Effectivement, le lendemain le professeur était à la bibliothèque au même endroit que la première fois. Ils se reconnurent tout de suite. En passant devant lui, Nicéphore lui glissa : « Ce soir, 19h, au Café Jaune », l’autre acquiesça d’un signe de tête et fit semblant d’être occupé à chercher un livre. Le soir même, ils se retrouvaient au Café Jaune et purent parler sans crainte.
– Hier, j’étais suivi par un homme de la dP. Heureusement vous avez compris et je ne crois pas qu’il vous ait repéré. Avez-vous lu mon livre.
– Oui, je vous l’ai même ramené. Très intéressant, parfois compliqué. Un point m’a marqué : nous vivons endormis et il faut nous éveiller. Si l’on prend conscience de cela, on peut commencer à s’en sortir avec des efforts personnels. Au fait, comment vous appelez-vous ?
– Charles Borowsky.
– Charles, merci pour ce livre, il m’a fait comprendre beaucoup de choses. On ne peut s’arrêter là. Connais-tu d’autres personnes qui auraient les mêmes intuitions ?
– Oui, une seule. Je peux la contacter et voir si elle est intéressée par une action commune.
– Méfie-toi tout de même, on ne sait jamais !
– Continuons à creuser nos techniques d’éveil et tentons de recruter quelques autres personnes. Il faut que je parte, car je ne peux rester trop longtemps ici, sous peine d’être suspecté. Au revoir Nicéphore.
– Au revoir Charles, à bientôt.
– Oui, après-demain au Café Bleu, à 20h. By.

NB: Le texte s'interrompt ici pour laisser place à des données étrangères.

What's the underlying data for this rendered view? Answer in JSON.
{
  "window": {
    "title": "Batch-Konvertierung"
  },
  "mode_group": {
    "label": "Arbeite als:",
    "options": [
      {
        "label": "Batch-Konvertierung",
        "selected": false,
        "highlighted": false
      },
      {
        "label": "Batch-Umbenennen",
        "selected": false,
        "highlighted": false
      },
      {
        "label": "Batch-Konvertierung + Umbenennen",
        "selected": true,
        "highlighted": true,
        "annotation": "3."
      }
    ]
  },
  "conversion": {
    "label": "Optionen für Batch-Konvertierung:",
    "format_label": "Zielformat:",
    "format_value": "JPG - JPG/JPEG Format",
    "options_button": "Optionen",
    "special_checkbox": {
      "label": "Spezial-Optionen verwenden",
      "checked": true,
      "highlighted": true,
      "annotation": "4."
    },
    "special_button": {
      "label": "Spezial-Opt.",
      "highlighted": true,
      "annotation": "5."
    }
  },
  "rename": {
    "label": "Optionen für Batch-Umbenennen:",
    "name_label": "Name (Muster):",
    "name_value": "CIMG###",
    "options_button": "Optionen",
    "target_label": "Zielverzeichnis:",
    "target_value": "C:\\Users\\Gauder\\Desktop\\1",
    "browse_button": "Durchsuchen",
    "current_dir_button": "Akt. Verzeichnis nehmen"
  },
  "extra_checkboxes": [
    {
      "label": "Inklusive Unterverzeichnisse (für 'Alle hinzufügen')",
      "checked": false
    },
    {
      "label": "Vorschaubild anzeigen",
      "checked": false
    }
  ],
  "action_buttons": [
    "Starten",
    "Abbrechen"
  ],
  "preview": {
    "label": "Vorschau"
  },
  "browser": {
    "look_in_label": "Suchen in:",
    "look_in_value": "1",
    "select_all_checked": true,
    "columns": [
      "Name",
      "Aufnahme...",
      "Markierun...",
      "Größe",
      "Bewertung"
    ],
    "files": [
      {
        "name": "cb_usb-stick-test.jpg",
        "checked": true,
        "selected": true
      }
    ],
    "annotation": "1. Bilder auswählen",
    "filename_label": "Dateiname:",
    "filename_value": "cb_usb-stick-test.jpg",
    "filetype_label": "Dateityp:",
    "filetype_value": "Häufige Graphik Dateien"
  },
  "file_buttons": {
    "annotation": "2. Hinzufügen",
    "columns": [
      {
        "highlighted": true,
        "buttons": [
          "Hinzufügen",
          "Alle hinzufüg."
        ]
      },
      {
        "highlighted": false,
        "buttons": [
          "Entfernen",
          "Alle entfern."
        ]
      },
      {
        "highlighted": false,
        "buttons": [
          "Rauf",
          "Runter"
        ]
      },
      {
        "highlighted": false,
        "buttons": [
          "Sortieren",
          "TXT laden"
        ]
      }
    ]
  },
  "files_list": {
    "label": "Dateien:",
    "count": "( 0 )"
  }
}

Charles se perdit dans la foule.
Le lendemain, en ouvrant le journal, Nicéphore vit en première page le titre suivant : Un dangereux individualiste est capturé par la dP après une course poursuite dans le métro. Il lut le bref article qui décrivait la capture : Hier soir, vers 23 heures, un jeune homme, Charles Borowsky, a été arrêté dans le métro par la dP. Cet individu importunait un groupe d’étudiants et plus particulièrement une jeune fille. Un des voyageurs a téléphoné à la dP et, sur le conseil du policier qu’il avait au bout du fil, a tiré la sonnette d’alarme. Le jeune homme s’est alors enfui en descendant sur la voie et s’est mis à courir devant le train jusqu’à la station suivante. Poursuivi par la dP qui descendait l’escalier roulant pendant qu’il montait, il est parvenu à sortir à l’air libre et s’est réfugié dans un café. Après mise en place d’un important dispositif de sécurité et l’établissement d’une zone interdite, les policiers, armés et munis de boucliers de protection, ont réussi à l’interpeler en usant de grenades défensives. Il a été embarqué dans un fourgon sans que l’on sache où il a été emmené. La police a rappelé les consignes : tout « individualiste » doit être immédiatement signalé à la police qui, déclarée en état de légitime défense, emploiera tous les moyens pour arrêter l’individu, y compris les armes à feu.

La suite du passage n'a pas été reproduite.